What is a genome?
Your genome is the instructions for making and maintaining you. It is written in a chemical code called DNA. All living things have a genome; plants, bacteria, viruses and animals.
Your genome is all 3.2 billion letters of your DNA. It contains around 20,000 genes. Genes are the instructions for making the proteins our bodies are built of – from the keratin in hair and fingernails to the antibody proteins that fight infection.
Genes make up about 1-5% of your genome. The rest of the DNA, between the genes, used to be called ‘junk’ DNA. It wasn’t thought to be important. But we now know that DNA between genes is important for regulating the genes and the genome. For example, it can switch genes on and off at the right time. There is still much more to learn about what it all does.
What is a genome and how does genome sequencing work? Found out in this short film, courtesy of Great Ormond Street Hospital.
What is DNA?
DNA (deoxyribose nucleic acid) is a long molecule. It has a twisted, double helix shape. DNA is made up of four different chemicals, or bases. These are represented by the letters A, T, C and G. The bases are attached to two phosphate backbones. The bases are paired together; A with T, G with C. The two backbones twist around each other to give the characteristic double helix.
As well as being helix shaped, DNA is tightly packed so it takes up less space. If you stretched the DNA in one cell all the way out, it would be about 2m long.
What is genome sequencing?
Sequencing is a technique that is used to ‘read’ DNA. It finds the order of the letters of DNA (A, T, C and G), one by one.
Sequencing a human genome means finding the sequence of someone’s unique 3 billion letters of DNA. There are different machines and methods that can sequence DNA genomes. In the 100,000 genomes project, DNA is sequenced by our partners at Illumina. It takes about a day to sequence the genome, although the analysis of all that data takes a lot longer. DNA machines don’t sequence DNA all in one go – instead they sequence it in short pieces, around 150 letters long, with each sequence being known as a “read”.
Mapping
The reads from the sequencing machine are matched to a ‘reference genome sequence’. This is done by ‘mapping’ software on high performance computers. The software finds where each read belongs on the genome.

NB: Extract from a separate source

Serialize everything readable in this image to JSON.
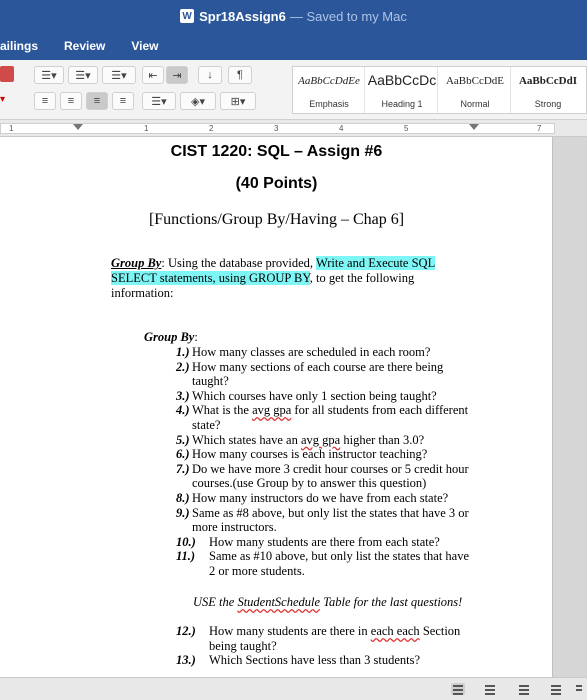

The reference sequence is used by scientists world-wide. It is a representative example of a human genome sequence. It is made up of DNA sequences from 13 anonymous donors, so is not any single person. The reference sequence was the result of the original human genome project, which finished in 2001.
The position of most of our genes is known, and is shown on the reference sequence. The next step is to identify the differences between your genome and the reference.
Analysis
Every person has millions of differences to the reference sequence. The differences are called ‘variants’. These might be a single letter. Or a string of letters may be in a different place or missing. Most of the differences are completely harmless – they are the reason we are different from each other.
Some differences could be causing a disease. Scientists use a range of software to filter millions of differences down to just a few that could be harmful.
Any change that is likely to be the cause of someone’s symptoms or disease is given back to the NHS. They then confirm the result in their laboratories. The findings and any implications are then discussed with the patient.
If it is not clear that a change is causing disease, it is sent to researchers for further analysis.
Bioinformatics
Bioinformatics is the science of collecting and analysing complex biological data, such as genomic data.
Bioinformaticians are scientists who specialise in analysing genomic or other biological data. They develop methods and software tools to understand and interpret genomic data. They may have studied biology, engineering, computing or maths, and have training in bioinformatics.
Why sequence a genome?
Learning more about genomes can help us to identify the cause of genetic diseases.
Some rare diseases are caused by as little as a single change (variant), like a spelling mistake, in someone’s DNA. Looking at the genome of a person affected by a rare disease can help find which DNA changes might be causing the problem.
In cancer, the tumour cells have developed a different genome to the healthy cells. Comparing the normal and cancer genomes may give clues about ways to treat the cancer.
For some patients, knowing more about their genome may mean that a particular treatment can be recommended.
When the genome sequences of patients with the same condition are compared, it is possible to see patterns. These patterns can be put together with health information. Once this is done we may be able to link particular patterns with whether people are likely to become ill and, if so, how severe their illness is likely to be.